Published:	12 February 2009

Abstract

Background

Rhesus macaques infected with lymphocytic choriomeningitis virus (LCMV) provide a model for human Lassa fever. Disease begins with flu-like symptoms and progresses rapidly with fatal consequences. Previously, we profiled the blood transcriptome of LCMV-infected monkeys (M. Djavani et al J. Virol. 2007) showing distinct pre-viremic and viremic stages that discriminated virulent from benign infections. In the present study, changes in liver gene expression from macaques infected with virulent LCMV-WE were compared to gene expression in uninfected monkeys as well as to monkeys that were infected but not diseased.

Results

Based on a functional pathway analysis of differentially expressed genes, virulent LCMV-WE had a broader effect on liver cell function than did infection with non-virulent LCMV-Armstrong.

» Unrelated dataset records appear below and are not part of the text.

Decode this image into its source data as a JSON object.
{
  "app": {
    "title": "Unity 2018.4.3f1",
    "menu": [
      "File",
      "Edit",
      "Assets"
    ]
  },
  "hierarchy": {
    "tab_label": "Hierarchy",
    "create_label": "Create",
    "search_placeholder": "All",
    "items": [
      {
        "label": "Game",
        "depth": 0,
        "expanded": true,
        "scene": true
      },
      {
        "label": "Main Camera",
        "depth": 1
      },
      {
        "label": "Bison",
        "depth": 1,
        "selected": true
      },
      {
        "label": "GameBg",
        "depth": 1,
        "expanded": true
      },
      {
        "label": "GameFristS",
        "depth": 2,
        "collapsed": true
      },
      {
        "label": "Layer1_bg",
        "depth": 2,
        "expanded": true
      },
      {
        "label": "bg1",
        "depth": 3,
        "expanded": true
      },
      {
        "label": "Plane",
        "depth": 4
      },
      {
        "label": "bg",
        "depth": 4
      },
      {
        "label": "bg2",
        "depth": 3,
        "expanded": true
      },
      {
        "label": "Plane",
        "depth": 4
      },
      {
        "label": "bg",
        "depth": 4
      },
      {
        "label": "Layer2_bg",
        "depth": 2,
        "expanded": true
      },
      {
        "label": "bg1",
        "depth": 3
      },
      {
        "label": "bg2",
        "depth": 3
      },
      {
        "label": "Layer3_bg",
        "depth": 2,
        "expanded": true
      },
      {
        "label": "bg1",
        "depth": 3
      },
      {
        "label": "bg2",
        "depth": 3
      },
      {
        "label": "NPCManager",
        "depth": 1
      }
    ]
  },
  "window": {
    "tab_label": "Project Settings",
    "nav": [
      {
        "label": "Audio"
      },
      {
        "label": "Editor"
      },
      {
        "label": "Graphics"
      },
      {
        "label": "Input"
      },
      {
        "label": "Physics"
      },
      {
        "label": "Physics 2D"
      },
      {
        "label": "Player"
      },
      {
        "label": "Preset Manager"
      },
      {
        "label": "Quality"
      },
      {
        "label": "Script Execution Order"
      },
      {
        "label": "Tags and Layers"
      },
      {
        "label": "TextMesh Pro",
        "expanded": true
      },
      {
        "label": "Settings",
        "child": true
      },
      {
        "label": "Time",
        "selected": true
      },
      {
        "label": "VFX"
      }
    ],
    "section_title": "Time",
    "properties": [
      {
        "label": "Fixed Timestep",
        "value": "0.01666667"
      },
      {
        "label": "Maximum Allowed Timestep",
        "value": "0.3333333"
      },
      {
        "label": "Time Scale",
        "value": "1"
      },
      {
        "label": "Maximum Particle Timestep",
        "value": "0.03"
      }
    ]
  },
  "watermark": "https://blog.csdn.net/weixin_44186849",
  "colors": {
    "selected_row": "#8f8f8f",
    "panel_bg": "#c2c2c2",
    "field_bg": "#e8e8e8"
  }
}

During the first few days after infection, LCMV altered expression of genes associated with energy production, including fatty acid and glucose metabolism. The transcriptome profile resembled that of an organism in starvation: mRNA for acetyl-CoA carboxylase, a key enzyme of fatty acid synthesis was reduced while genes for enzymes in gluconeogenesis were up-regulated. Expression was also altered for genes associated with complement and coagulation cascades, and with signaling pathways involving STAT1 and TGF-β.

Conclusion

Most of the 4500 differentially expressed transcripts represented a general response to both virulent and mild infections. However, approximately 250 of these transcripts had significantly different expression in virulent infections as compared to mild infections, with approximately 30 of these being differentially regulated during the pre-viremic stage of infection. The genes that are expressed early and differently in mild and virulent disease are potential biomarkers for prognosis and triage of acute viral disease.